Réalisation : Emmanuel Courcol
Durée : 1 H 46
Avec : Kad Merad, David Ayala, Lamine Cissokho
Un acteur dans le besoin accepte d’animer un atelier théâtre en prison. Surpris par les talents de comédien des détenus, il se met en tête de monter avec eux une pièce sur la scène d’un vrai théâtre. Même si cette démarche évoque des expériences de restitution de spectacles conçus en France avec des détenus à l’extérieur de leur prison, le réalisateur s’est inspiré d’un projet de l’acteur et metteur en scène suédois Jan Jönson. En 1985, ce dernier monte avec les détenus de la prison de de Kumla, En attendant Godot, de Samuel Beckett. C’est de cette expérience qu’est tiré Un triomphe. Le titre est ironique mais gardons le suspense. Pour réussir ce pari, le scénario prend quelques libertés avec le réel. Car la manière dont la foi d’Étienne (Excellent Kad Merad) le metteur en scène de la pièce parvient à déplacer des montagnes tient du miracle. Le film surprend par son rythme trépidant, son refus de psychologie facile et son parti pris de nous montrer la prison uniquement quand la future pièce est en répétition, sans s'attarder sur la vie à l'intérieur de l'établissement pénal.
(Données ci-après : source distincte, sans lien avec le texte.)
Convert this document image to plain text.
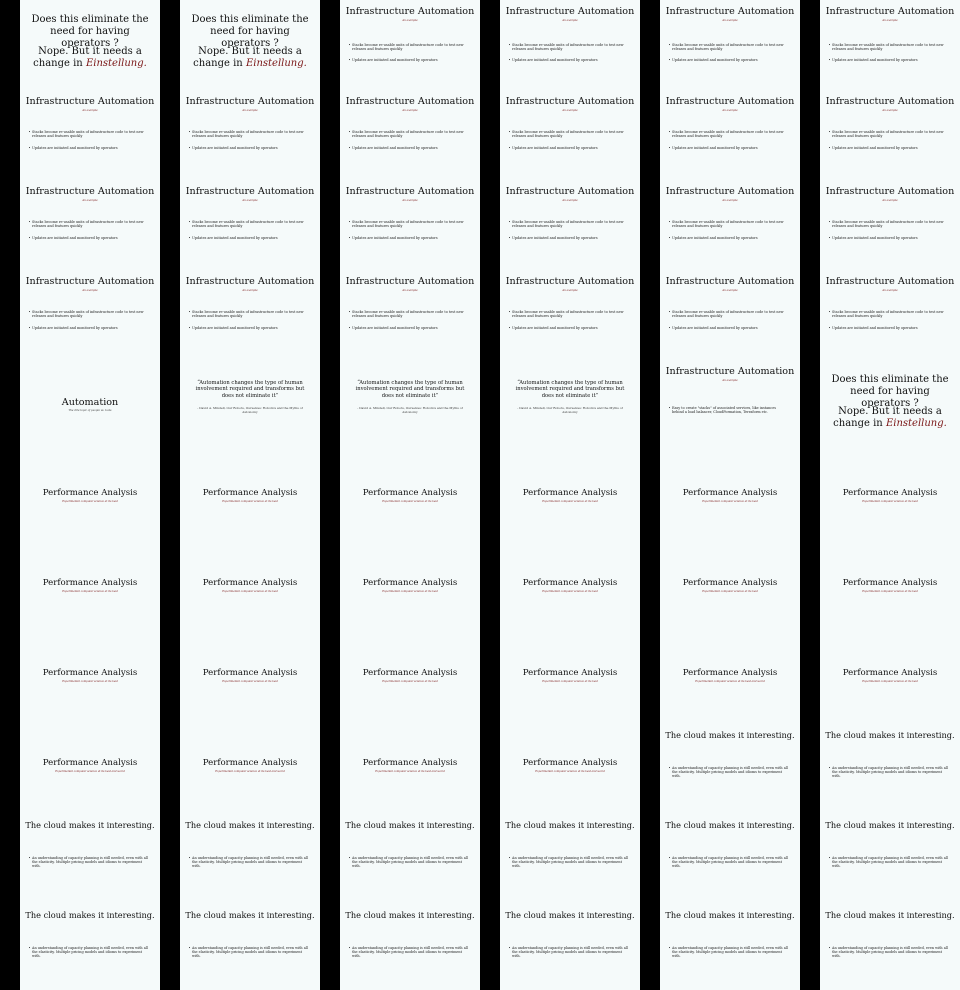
Does this eliminate the need for having operators ?
Nope. But it needs a change in Einstellung.
Infrastructure Automation
An example
• Stacks become re-usable units of infrastructure code to test new releases and features quickly
• Updates are initiated and monitored by operators
Infrastructure Automation
An example
• Stacks become re-usable units of infrastructure code to test new releases and features quickly
• Updates are initiated and monitored by operators
Infrastructure Automation
An example
• Stacks become re-usable units of infrastructure code to test new releases and features quickly
• Updates are initiated and monitored by operators
Automation
The dire topic of people vs. tools
Performance Analysis
Experimental computer science at its best
Performance Analysis
Experimental computer science at its best
Performance Analysis
Experimental computer science at its best
Performance Analysis
Experimental computer science at its best and worst
The cloud makes it interesting.
• An understanding of capacity planning is still needed, even with all the elasticity. Multiple pricing models and idioms to experiment with.
The cloud makes it interesting.
• An understanding of capacity planning is still needed, even with all the elasticity. Multiple pricing models and idioms to experiment with.
Does this eliminate the need for having operators ?
Nope. But it needs a change in Einstellung.
Infrastructure Automation
An example
• Stacks become re-usable units of infrastructure code to test new releases and features quickly
• Updates are initiated and monitored by operators
Infrastructure Automation
An example
• Stacks become re-usable units of infrastructure code to test new releases and features quickly
• Updates are initiated and monitored by operators
Infrastructure Automation
An example
• Stacks become re-usable units of infrastructure code to test new releases and features quickly
• Updates are initiated and monitored by operators
“Automation changes the type of human involvement required and transforms but does not eliminate it”
- David A. Mindell, Our Robots, Ourselves: Robotics and the Myths of Autonomy
Performance Analysis
Experimental computer science at its best
Performance Analysis
Experimental computer science at its best
Performance Analysis
Experimental computer science at its best
Performance Analysis
Experimental computer science at its best and worst
The cloud makes it interesting.
• An understanding of capacity planning is still needed, even with all the elasticity. Multiple pricing models and idioms to experiment with.
The cloud makes it interesting.
• An understanding of capacity planning is still needed, even with all the elasticity. Multiple pricing models and idioms to experiment with.
Infrastructure Automation
An example
• Stacks become re-usable units of infrastructure code to test new releases and features quickly
• Updates are initiated and monitored by operators
Infrastructure Automation
An example
• Stacks become re-usable units of infrastructure code to test new releases and features quickly
• Updates are initiated and monitored by operators
Infrastructure Automation
An example
• Stacks become re-usable units of infrastructure code to test new releases and features quickly
• Updates are initiated and monitored by operators
Infrastructure Automation
An example
• Stacks become re-usable units of infrastructure code to test new releases and features quickly
• Updates are initiated and monitored by operators
“Automation changes the type of human involvement required and transforms but does not eliminate it”
- David A. Mindell, Our Robots, Ourselves: Robotics and the Myths of Autonomy
Performance Analysis
Experimental computer science at its best
Performance Analysis
Experimental computer science at its best
Performance Analysis
Experimental computer science at its best
Performance Analysis
Experimental computer science at its best and worst
The cloud makes it interesting.
• An understanding of capacity planning is still needed, even with all the elasticity. Multiple pricing models and idioms to experiment with.
The cloud makes it interesting.
• An understanding of capacity planning is still needed, even with all the elasticity. Multiple pricing models and idioms to experiment with.
Infrastructure Automation
An example
• Stacks become re-usable units of infrastructure code to test new releases and features quickly
• Updates are initiated and monitored by operators
Infrastructure Automation
An example
• Stacks become re-usable units of infrastructure code to test new releases and features quickly
• Updates are initiated and monitored by operators
Infrastructure Automation
An example
• Stacks become re-usable units of infrastructure code to test new releases and features quickly
• Updates are initiated and monitored by operators
Infrastructure Automation
An example
• Stacks become re-usable units of infrastructure code to test new releases and features quickly
• Updates are initiated and monitored by operators
“Automation changes the type of human involvement required and transforms but does not eliminate it”
- David A. Mindell, Our Robots, Ourselves: Robotics and the Myths of Autonomy
Performance Analysis
Experimental computer science at its best
Performance Analysis
Experimental computer science at its best
Performance Analysis
Experimental computer science at its best
Performance Analysis
Experimental computer science at its best and worst
The cloud makes it interesting.
• An understanding of capacity planning is still needed, even with all the elasticity. Multiple pricing models and idioms to experiment with.
The cloud makes it interesting.
• An understanding of capacity planning is still needed, even with all the elasticity. Multiple pricing models and idioms to experiment with.
Infrastructure Automation
An example
• Stacks become re-usable units of infrastructure code to test new releases and features quickly
• Updates are initiated and monitored by operators
Infrastructure Automation
An example
• Stacks become re-usable units of infrastructure code to test new releases and features quickly
• Updates are initiated and monitored by operators
Infrastructure Automation
An example
• Stacks become re-usable units of infrastructure code to test new releases and features quickly
• Updates are initiated and monitored by operators
Infrastructure Automation
An example
• Stacks become re-usable units of infrastructure code to test new releases and features quickly
• Updates are initiated and monitored by operators
Infrastructure Automation
An example
• Easy to create "stacks" of associated services, like instances behind a load balancer, CloudFormation, Terraform etc.
Performance Analysis
Experimental computer science at its best
Performance Analysis
Experimental computer science at its best
Performance Analysis
Experimental computer science at its best and worst
The cloud makes it interesting.
• An understanding of capacity planning is still needed, even with all the elasticity. Multiple pricing models and idioms to experiment with.
The cloud makes it interesting.
• An understanding of capacity planning is still needed, even with all the elasticity. Multiple pricing models and idioms to experiment with.
The cloud makes it interesting.
• An understanding of capacity planning is still needed, even with all the elasticity. Multiple pricing models and idioms to experiment with.
Infrastructure Automation
An example
• Stacks become re-usable units of infrastructure code to test new releases and features quickly
• Updates are initiated and monitored by operators
Infrastructure Automation
An example
• Stacks become re-usable units of infrastructure code to test new releases and features quickly
• Updates are initiated and monitored by operators
Infrastructure Automation
An example
• Stacks become re-usable units of infrastructure code to test new releases and features quickly
• Updates are initiated and monitored by operators
Infrastructure Automation
An example
• Stacks become re-usable units of infrastructure code to test new releases and features quickly
• Updates are initiated and monitored by operators
Does this eliminate the need for having operators ?
Nope. But it needs a change in Einstellung.
Performance Analysis
Experimental computer science at its best
Performance Analysis
Experimental computer science at its best
Performance Analysis
Experimental computer science at its best
The cloud makes it interesting.
• An understanding of capacity planning is still needed, even with all the elasticity. Multiple pricing models and idioms to experiment with.
The cloud makes it interesting.
• An understanding of capacity planning is still needed, even with all the elasticity. Multiple pricing models and idioms to experiment with.
The cloud makes it interesting.
• An understanding of capacity planning is still needed, even with all the elasticity. Multiple pricing models and idioms to experiment with.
Nous voilà avec une bande de prisonniers qui vont se transformer en acteurs. Au départ c’est juste pour passer le temps et ne pas être enfermés entre quatre murs, mais au fur et à mesure cela va devenir autre chose. Il va y avoir un véritable échange entre eux et ce prof de théâtre. Chacun va dépasser ses préjugés. Au fur et à mesure les craintes vont s’envoler. Nous n’avons plus à faire à des tolars mais des comédiens. En sommes, c’est une belle leçon de vie. On se met à rêver que même une personne condamnée pour grand banditisme peut trouver sa voie. Bien sur, et c’est dans l’air du temps, certains pourront critiquer l’humanisation de criminels, les faisant passer pour des innocents. D’ailleurs, on ne connaît quasiment rien de leurs méfaits. En tout cas, grâce à eux, nous allons rire à cœur joie car ce n’est pas triste. En outre, cette œuvre constitue un joli plaidoyer pour l’amélioration des conditions de détention et l’accès au plus grand nombre à la culture. Cela n’a l’air de rien, mais cette vision tranche avec l’approche exclusivement répressive qui domine le débat public sur la prison et les tentatives croissantes d’observer la culture d’un point de vue uniquement marchand.